Der EuGH ist im Rahmen einer wörtlichen, systematischen und teleologischen Auslegung von Art. 11 MwStSystRL zu dem Ergebnis gelangt, dass auch nichtsteuerpflichtige Personen in eine Mehrwertsteuergruppe, also ein Organschaftsverhältnis, einbezogen werden können.

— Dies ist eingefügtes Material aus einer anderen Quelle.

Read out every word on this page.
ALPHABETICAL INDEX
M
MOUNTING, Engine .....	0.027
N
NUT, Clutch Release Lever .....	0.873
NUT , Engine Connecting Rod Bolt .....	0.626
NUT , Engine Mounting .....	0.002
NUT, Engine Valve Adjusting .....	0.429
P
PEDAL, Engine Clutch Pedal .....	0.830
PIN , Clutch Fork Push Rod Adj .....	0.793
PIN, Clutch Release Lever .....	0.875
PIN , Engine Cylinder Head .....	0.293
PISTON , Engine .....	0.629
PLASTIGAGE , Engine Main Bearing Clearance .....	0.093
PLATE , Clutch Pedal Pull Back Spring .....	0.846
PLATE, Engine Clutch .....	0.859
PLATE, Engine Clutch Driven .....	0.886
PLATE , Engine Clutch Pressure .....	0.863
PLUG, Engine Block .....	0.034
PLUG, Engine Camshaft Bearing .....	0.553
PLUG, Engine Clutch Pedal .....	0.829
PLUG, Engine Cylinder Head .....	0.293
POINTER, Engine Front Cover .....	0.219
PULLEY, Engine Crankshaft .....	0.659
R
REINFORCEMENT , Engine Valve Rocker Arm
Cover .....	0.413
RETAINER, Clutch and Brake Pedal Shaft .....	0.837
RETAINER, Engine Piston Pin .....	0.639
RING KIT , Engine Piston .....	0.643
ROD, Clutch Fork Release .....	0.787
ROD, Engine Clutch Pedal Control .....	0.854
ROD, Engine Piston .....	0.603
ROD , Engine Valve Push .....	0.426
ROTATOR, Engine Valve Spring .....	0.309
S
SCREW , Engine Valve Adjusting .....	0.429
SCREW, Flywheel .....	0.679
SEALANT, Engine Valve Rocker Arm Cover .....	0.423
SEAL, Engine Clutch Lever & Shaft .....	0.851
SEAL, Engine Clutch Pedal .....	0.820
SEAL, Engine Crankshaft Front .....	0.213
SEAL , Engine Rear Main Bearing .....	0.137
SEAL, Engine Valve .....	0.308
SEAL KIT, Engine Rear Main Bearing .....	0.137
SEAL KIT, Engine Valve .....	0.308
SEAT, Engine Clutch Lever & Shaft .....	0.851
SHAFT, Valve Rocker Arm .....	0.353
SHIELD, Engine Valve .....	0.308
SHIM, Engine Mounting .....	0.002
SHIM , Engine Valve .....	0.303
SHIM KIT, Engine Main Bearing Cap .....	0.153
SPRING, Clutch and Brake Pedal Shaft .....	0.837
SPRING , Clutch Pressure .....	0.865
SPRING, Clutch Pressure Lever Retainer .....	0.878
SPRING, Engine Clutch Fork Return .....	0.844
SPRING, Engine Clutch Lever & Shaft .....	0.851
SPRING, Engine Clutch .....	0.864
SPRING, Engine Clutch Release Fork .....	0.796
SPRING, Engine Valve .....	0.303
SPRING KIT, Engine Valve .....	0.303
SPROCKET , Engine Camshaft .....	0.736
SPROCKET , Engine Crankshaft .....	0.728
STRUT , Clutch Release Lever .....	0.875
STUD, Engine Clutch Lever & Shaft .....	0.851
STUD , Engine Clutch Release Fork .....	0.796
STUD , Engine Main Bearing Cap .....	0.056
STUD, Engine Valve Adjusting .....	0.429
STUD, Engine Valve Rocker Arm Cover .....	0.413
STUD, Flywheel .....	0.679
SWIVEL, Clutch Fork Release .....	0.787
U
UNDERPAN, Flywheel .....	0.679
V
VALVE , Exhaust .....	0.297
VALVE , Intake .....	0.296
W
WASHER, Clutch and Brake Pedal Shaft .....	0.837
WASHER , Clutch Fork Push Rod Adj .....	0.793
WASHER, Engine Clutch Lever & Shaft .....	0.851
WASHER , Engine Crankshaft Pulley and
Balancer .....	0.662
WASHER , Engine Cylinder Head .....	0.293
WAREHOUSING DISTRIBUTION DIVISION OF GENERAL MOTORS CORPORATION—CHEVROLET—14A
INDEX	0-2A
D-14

Insbesondere im Rahmen der teleologischen Auslegung stellt der EuGH ausdrücklich fest, dass die mit der Regelung in Art. 11 MwStSystRL verfolgten Ziele, den Mitgliedstaaten freistellen wollte, die Eigenschaft des Steuerpflichtigen nicht systematisch an das Merkmal der rechtlichen Selbständigkeit zu knüpfen.

Praxishinweis

Die Entscheidung des EuGH macht zweierlei deutlich:

  1. Das Unionsrecht lässt in Art. 11 MwStSystRL zu, auch Nichtsteuerpflichtige in ein Organschaftsverhältnis einbeziehen zu können.
  2. Die deutsche Regelung verstößt aber nicht gegen Unionsrecht, weil diese Möglichkeit den Mitgliedstaaten nur optional gewährt wird. Die Einbeziehung nur solcher Personen, die bei eigenständiger Beurteilung als Steuerpflichtige (Unternehmer) anzusehen sind, wird ebenfalls durch Art. 11 MwStSystRL gedeckt.